Conservative Kentucky businessman Matt Bevin has forged a well-traveled path throughout Kentucky in his bid for the U.S. Senate.  He says he hears the same concerns among voters across the state.

“They’re worried about the economy.  They are worried about their ability to maintain their own jobs, let alone their children and grandchildren," said Bevin.

Those are the concerns of Bowling Green, Kentucky voters such as Brian and Claudia Strow, who are looking for a candidate that can best bring job growth to Kentucky.

“Our unemployment rate is still much higher than the national average, it is 7.9 percent here in March.  People are looking around trying to ask what kind of government policies might be conducive to job creation," said Claudia Strow.

Bevin is popular among conservative Tea Party voters who were key to midterm election wins nationwide in 2010 that changed the balance of power in the U.S. House of Representatives.  

Their concerns:  what they see as government intrusion into their lives, especially President Obama's health care reform law.  

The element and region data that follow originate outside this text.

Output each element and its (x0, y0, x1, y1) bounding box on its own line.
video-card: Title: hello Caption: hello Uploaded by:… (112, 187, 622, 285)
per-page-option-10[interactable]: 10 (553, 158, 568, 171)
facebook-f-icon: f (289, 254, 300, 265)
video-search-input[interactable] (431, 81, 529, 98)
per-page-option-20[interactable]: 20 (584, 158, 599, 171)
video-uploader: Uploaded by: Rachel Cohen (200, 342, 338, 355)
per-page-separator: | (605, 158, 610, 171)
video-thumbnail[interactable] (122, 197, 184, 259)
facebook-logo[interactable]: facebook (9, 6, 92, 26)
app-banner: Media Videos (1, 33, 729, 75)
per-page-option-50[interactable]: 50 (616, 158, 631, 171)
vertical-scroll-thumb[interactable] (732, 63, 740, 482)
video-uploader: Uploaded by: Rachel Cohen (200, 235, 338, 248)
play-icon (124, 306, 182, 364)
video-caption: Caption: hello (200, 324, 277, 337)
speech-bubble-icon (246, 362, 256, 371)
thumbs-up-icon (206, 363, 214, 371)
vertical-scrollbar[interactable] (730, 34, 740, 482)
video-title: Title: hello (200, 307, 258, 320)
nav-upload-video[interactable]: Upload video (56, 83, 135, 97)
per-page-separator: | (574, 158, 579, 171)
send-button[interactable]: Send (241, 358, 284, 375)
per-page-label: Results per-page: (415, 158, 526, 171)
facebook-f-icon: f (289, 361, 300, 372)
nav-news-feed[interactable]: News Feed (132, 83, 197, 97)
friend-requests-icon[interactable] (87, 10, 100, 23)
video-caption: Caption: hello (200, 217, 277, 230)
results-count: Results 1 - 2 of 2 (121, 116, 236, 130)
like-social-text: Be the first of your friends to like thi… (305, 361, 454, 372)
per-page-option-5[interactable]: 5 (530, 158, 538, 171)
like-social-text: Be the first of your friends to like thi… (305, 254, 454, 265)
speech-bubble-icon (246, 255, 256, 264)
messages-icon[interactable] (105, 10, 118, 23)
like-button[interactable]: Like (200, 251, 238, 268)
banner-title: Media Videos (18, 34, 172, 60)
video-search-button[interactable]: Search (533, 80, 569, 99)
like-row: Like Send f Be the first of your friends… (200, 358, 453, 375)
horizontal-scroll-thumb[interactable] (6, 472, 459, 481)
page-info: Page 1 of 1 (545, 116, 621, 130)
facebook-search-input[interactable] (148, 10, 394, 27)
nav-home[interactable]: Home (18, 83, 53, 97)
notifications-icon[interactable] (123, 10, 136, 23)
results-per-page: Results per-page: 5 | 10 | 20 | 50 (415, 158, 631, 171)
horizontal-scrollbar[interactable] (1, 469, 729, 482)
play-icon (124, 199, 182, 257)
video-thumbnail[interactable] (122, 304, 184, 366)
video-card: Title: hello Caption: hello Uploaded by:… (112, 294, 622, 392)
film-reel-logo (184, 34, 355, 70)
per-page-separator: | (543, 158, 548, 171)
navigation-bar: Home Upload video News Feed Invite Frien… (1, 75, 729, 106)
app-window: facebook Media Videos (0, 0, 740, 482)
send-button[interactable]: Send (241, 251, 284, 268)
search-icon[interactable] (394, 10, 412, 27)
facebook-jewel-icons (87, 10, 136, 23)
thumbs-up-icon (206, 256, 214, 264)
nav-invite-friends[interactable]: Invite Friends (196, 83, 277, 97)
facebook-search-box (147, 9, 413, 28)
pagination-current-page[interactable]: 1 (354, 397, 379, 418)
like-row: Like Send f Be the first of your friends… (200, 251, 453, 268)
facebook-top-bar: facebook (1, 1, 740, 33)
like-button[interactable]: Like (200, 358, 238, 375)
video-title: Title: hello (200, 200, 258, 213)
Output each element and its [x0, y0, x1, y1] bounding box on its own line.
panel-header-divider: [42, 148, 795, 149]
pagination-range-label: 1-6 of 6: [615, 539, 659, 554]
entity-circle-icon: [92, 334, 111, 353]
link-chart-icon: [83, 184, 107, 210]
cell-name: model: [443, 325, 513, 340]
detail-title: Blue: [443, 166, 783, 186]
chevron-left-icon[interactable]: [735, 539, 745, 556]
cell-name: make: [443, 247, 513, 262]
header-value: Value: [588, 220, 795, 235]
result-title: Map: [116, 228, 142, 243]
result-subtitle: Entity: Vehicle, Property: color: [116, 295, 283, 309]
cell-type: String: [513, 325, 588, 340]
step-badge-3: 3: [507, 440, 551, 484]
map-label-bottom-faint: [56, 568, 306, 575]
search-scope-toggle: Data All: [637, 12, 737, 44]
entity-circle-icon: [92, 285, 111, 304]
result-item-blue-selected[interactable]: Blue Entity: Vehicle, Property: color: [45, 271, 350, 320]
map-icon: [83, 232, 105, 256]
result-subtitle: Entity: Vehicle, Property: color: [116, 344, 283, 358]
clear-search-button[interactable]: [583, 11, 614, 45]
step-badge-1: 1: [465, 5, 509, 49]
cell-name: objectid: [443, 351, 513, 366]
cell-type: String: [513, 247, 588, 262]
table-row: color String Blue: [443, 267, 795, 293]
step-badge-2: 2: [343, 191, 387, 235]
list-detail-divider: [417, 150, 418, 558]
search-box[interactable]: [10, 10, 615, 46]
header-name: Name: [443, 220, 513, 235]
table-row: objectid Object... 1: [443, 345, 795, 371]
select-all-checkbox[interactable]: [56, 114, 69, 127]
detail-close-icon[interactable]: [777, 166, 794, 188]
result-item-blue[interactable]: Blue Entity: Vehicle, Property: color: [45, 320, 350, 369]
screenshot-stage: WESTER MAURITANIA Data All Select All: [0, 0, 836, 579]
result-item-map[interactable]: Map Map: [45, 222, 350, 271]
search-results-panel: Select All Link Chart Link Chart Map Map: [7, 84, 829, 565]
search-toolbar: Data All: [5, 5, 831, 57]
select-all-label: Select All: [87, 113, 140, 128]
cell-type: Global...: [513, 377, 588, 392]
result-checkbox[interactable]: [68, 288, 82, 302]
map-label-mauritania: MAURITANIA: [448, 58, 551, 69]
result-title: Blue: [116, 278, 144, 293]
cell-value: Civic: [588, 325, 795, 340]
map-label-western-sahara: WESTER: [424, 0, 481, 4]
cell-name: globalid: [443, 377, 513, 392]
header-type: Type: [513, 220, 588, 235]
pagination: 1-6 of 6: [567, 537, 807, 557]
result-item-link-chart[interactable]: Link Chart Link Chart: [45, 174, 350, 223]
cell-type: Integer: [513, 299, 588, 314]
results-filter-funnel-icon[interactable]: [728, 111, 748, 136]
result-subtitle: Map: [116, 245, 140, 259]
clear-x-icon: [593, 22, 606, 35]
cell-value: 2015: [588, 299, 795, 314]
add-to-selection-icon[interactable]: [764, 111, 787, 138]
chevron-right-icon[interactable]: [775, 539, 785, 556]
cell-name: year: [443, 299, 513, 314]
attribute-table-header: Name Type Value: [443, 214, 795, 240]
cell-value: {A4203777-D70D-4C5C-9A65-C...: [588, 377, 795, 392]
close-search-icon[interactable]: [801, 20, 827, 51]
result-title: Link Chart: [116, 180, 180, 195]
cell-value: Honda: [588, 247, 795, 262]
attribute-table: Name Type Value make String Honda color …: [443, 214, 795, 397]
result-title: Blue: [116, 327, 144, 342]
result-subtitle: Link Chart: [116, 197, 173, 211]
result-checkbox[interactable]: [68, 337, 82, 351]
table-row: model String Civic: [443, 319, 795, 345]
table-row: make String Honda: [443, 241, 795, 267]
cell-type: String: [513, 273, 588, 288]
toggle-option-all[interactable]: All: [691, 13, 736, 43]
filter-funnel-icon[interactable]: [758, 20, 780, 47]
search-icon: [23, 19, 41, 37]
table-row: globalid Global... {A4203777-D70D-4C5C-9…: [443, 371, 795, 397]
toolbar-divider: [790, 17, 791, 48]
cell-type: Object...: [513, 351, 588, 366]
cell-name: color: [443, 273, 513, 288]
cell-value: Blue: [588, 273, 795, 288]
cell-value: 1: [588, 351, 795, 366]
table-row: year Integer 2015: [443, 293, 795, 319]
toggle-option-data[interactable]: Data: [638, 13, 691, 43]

Republican Senate candidate in the Midwest state of Iowa, Matt Whitaker, says four years later, conservative voter outrage over President Obama's health care reform continues.  

Whitake: “It’s probably the number one issue on the minds of a lot of voters."
Reporter: "Why?"

Whitaker: "Just because.  It’s having a significant impact on people’s lives.”

But it might not be enough of an impact to draw out as many voters this midterm election cycle, says University of Kentucky Professor Al Cross.

“I think there is some fatigue among people who were all energized by the Tea Party," said Cross.

Such as in North Carolina, where the Republican establishment candidate recently defeated Tea Party rivals to win his party's Senate nomination.   

Yet it's a different story in Nebraska, where Tea Party backing helped Ben Sasse win the Republican Senate primary.  

But in Kentucky, despite Tea Party support, Matt Bevin trails incumbent Republican Senate Minority leader Mitch McConnell in polling, even though McConnell’s approval ratings are very low.

“McConnell, interestingly enough, had about the same job approval numbers as Obama, in one of the polls early in the race.  There’s just not a great reservoir of love for Mitch McConnell," said Cross.

If McConnell does win the primary, the race against his likely Democratic challenger in November's general election could be one of the toughest of McConnell’s career.

“It matters, because he is the leader of the Republicans, and he is the most vulnerable Republican incumbent by far," explained Cross.

It is a seat Cross says Republicans need to win in their national strategy to secure a majority in the U.S. Senate.  And this could hinge on whether Tea Party-backed candidates help or hinder Republicans in achieving this goal.